Камера Перри примыкала к камере Дика; хотя они не могли друг друга видеть, они легко могли переговариваться, и все же Перри редко говорил с Диком, и не из-за того, что между ними была какая-то вражда (после обмена несколькими прохладными упреками между ними установились отношения взаимной терпимости; взаимоприятие сиамских близнецов). Это происходило потому, что Перри, как всегда осторожный, скрытный и подозрительный, ненавидел, когда подслушивают его частные разговоры – особенно Эндрюс, или Энди, как его звали собратья по несчастью. Грамотная речь Эндрюса и внешнее впечатление от его отточенного учением интеллекта были анафемой Перри, который, хоть и не продвинулся дальше третьего класса, воображал себя более образованным, чем большинство его знакомых, и любил поправлять их, особенно грамматику и произношение. Но внезапно нашелся человек – «просто мальчишка!» – который то и дело поправлял его самого. Удивительно ли, что он никогда не раскрывал рта? Лучше держать рот на замке, чем услышать от какого-то сопливого студента заявление типа: «Не надо говорить безынтересный. Ты имел в виду – неинтересный». Эндрюс говорил это из лучших побуждений, безо всякого злого умысла, но Перри готов был сварить его в масле, и все же он никогда бы в этом не признался, никогда бы не позволил никому строить предположения о том, почему после одного из таких оскорбительных инцидентов он сидел и дулся, отказывался от еды, которую приносили три раза в день. В начале июня он вообще перестал есть, сказал Дику: «Ты можешь дожидаться веревки. А я не таков», и с этого момента отказался прикасаться к пище и воде или разговаривать с кем бы то ни было.

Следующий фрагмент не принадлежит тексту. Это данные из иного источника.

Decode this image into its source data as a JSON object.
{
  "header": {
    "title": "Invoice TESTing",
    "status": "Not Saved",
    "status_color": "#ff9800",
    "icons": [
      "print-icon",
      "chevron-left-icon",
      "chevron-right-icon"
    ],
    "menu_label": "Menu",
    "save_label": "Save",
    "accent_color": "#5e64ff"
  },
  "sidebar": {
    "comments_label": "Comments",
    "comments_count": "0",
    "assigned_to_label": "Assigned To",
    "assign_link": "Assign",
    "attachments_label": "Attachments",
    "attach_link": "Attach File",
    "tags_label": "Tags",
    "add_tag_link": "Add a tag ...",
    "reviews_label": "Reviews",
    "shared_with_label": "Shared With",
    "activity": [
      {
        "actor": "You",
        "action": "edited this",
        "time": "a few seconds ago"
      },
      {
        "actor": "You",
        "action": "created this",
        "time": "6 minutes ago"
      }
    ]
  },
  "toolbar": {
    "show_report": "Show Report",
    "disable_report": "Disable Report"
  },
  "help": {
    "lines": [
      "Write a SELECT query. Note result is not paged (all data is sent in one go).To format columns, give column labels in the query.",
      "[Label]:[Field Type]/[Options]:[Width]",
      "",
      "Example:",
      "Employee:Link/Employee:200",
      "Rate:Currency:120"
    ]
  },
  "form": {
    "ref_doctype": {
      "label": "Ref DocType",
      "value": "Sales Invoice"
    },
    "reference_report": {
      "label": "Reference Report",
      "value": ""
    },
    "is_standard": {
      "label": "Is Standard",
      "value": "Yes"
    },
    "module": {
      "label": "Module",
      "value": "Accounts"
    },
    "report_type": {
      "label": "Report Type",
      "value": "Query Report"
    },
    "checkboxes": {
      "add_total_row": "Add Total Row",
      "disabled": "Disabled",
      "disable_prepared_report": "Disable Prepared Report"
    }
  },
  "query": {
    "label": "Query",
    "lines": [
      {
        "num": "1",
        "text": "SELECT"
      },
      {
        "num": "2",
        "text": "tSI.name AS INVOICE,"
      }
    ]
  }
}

Прошло пять дней, прежде чем начальник принял это всерьез. На шестой день он приказал перевести Смита в тюремную больницу, но это не уменьшило решимости Перри; когда его пытались кормить силой, он сопротивлялся, мотал головой и сжимал челюсти, так что они делались тверже подковы. В конце концов его пришлось связать и кормить внутривенно или через трубку, вставленную в ноздрю. Даже при этом за следующие девять недель вес его упал со 168 фунтов до 115, и начальник тюрьмы был поставлен в известность, что одним принудительным кормлением жизнь пациента не удастся поддерживать долго.

Дик хотя и отдавал должное силе воли Перри, не верил, что его цель самоубийство; даже когда он услышал, что Перри лежит в коме, он сказал Эндрюсу, с которым они подружились, что его прежний сообщник притворяется. «Он просто хочет, чтобы его считали за психа».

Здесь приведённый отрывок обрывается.